PCT International Search and Preliminary Examination Guidelines


Chapter 6 Priority

The Right to Priority

Articles 11, 14; Rule 20

6.01  An international application is accorded as its international filing date the date on which it satisfies the requirements of Article 11. This date remains unchanged except in the special circumstances of later-filed drawings as provided in Article 14(2) and/or later-filed parts of the description, claims and drawings that were missing at the time of original filing (see Rule 20.5(c)), or later-filed correct elements or parts to correct the ones that have been erroneously filed (see Rule 20.5bis(c)), subject to the possibility of incorporation by reference without loss of the original filing date as provided by Rule 20.6. The international filing date may be the only effective date of the international application. It will be of importance for fixing the expiration of certain time limits and for determining the state of the art relevant for the purposes of the international search and examination.

Article 2(xi)

6.02  However, in many cases, an international application will claim the right of priority of the date of filing of an earlier application. In this case, it is the priority date (that is, the filing date of the earlier application) which will be used to calculate certain time limits. Furthermore, it is the priority date which becomes the effective date for the purposes of the international examination, that is, the written opinion (of either the International Searching Authority or the International Preliminary Examining Authority) and the international preliminary examination report. Note that the relevant date for the purposes of the international search is always the international filing date. Paragraph 11.03 defines the “relevant date” for purposes of the international search while paragraphs 11.04 and 11.05 define the “relevant date” for purposes of the written opinion (whether prepared by the International Searching Authority or the International Preliminary Examining Authority) and the international preliminary examination report. See also paragraphs 17.29 and 18.16. Paragraph 15.01 defines “relevant prior art” for the purposes of the international search while paragraph 11.01 provides a general definition of prior art.

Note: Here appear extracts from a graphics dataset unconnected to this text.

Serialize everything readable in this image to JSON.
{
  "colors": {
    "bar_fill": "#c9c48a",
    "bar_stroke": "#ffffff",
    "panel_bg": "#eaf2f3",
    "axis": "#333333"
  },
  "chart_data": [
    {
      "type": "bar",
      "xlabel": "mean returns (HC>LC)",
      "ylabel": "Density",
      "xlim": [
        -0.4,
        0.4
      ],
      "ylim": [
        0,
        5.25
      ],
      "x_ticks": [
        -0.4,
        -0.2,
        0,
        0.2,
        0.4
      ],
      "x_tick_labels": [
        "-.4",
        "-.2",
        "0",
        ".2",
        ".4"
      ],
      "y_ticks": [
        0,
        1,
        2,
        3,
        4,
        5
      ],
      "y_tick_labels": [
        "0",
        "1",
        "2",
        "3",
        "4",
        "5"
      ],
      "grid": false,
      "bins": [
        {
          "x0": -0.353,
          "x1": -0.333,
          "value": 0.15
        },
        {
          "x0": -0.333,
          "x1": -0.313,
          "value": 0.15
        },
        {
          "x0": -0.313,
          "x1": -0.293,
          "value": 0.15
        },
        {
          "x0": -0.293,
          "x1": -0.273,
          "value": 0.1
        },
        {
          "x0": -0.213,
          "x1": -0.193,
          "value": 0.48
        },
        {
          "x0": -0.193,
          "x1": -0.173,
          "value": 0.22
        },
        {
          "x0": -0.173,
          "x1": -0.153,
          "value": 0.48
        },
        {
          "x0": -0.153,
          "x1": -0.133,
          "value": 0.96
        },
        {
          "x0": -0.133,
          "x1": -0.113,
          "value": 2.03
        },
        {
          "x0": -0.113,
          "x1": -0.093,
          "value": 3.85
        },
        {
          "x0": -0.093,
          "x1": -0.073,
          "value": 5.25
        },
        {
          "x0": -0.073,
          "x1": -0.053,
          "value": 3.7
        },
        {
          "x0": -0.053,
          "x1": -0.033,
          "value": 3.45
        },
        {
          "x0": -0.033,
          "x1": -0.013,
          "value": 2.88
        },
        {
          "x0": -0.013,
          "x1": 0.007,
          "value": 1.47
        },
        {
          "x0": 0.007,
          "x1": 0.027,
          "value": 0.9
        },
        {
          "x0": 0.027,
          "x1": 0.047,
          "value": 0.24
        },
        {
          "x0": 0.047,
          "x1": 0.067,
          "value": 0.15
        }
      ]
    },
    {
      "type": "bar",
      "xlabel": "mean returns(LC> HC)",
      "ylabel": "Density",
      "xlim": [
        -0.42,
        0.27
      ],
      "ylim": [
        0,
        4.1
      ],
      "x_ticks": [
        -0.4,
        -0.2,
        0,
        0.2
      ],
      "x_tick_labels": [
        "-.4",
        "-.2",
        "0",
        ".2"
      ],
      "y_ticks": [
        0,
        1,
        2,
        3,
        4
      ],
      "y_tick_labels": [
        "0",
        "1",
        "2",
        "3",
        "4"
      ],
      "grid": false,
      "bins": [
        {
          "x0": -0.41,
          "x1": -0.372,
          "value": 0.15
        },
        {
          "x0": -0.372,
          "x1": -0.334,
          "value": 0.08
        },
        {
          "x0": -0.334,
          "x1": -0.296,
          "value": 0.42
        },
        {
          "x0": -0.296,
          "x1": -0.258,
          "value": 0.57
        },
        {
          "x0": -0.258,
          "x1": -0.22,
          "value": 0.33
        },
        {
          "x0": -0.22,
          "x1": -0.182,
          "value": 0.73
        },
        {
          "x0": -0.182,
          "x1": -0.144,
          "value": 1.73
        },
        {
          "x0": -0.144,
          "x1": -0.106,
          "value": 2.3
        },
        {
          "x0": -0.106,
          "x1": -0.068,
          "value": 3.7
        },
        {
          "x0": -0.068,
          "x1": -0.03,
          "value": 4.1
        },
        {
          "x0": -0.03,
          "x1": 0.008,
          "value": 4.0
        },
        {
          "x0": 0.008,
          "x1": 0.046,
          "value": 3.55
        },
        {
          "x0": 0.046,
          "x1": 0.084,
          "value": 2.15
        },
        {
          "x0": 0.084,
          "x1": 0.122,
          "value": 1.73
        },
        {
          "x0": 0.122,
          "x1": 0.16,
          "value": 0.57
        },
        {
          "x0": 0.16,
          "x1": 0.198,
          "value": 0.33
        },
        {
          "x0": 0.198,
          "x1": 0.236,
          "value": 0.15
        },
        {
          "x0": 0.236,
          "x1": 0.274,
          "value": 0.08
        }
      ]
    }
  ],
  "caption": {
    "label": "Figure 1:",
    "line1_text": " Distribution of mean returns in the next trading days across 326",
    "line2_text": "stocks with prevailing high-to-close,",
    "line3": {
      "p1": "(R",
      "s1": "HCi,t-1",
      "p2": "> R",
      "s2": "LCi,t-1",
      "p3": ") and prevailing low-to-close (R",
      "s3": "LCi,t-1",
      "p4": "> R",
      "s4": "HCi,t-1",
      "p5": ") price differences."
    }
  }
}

Article 8(1); Rules 2.4, 4.10, 26bis.2

6.03  For a valid claim to priority, several conditions must be satisfied. First, the earlier application whose priority is claimed must have been made by the applicant or his predecessor in title. Next, the earlier application must have been “filed either in or for any country party to the Paris Convention for the Protection of Industrial Property or in or for any Member of the World Trade Organization that is not party to that Convention.” The words “in or for” any country or Member mean that the earlier application the priority of which is claimed may be an earlier national, regional or international application. Furthermore, the international application must in general have been filed within 12 months from the filing of the earlier application (the “priority period”). However, a priority claim will not be considered void only because the international filing date is later than the date on which the priority period expired, provided that it is within two months from that date (Rule 26bis.2), for example, in order to take into account the possibility of the applicant being granted restoration of rights in respect of the priority period either before the receiving Office in the international phase (Rule 26bis.3) or before the authorities of the designated states (Rule 49ter.2). The earlier application may be for a patent or for the registration of a utility model or for an inventor’s certificate. So long as the contents of the earlier application were sufficient to establish a filing date, it can be used to create a priority date, no matter what the final disposition of the application may later be; for example, it may subsequently be withdrawn or held withdrawn. Other conditions to be satisfied for a valid claim of priority are mentioned in paragraphs 6.04 and 6.11 to 6.17.

Article 8(2)(a)

6.04  Normally, the application the priority of whose filing date is claimed must be the first application that has been filed for the invention. However, a subsequent application for the same subject matter as the previous first application filed in or for the same State will be considered as the first application for priority purposes if, when this subsequent application was filed, the first application had been withdrawn, abandoned or refused, without being open to public inspection and without leaving any rights outstanding, and had not served as a basis for claiming priority. The examiner will not normally consider this question unless there is clear evidence of the existence of an earlier application as, for example, in the case of a United States continuation application. Where it is clear that an earlier application for the same subject matter exists, and where the priority right is important because of intervening prior art (see paragraph 6.06), the applicant should be invited to satisfy the examiner that there were no rights outstanding in the earlier application in respect of the subject matter of the application being examined.

Article 8(1)

6.05  An international application may claim rights of priority based on more than one earlier application (“multiple priorities”), even if they originate in different countries. An element of an international application will be accorded the priority date of the earliest priority application which discloses it. If, for instance, the international application describes and claims two embodiments (A and B) of an invention, A being disclosed in a French application and B in a German application, the priority dates of both the French and German applications may be claimed for the appropriate parts of the international application; embodiment A will have the French priority date and embodiment B the German priority date. If an international application is based on one earlier application disclosing a feature C and a second earlier application disclosing a feature D, neither disclosing the combination of C and D, a claim to that combination will be entitled only to the date of filing of the international application itself. In other words, it is not permitted to make a mosaic of the priority documents. An exception might arise where one priority document contains a reference to the other and explicitly states that features from the two documents may be combined in a particular manner.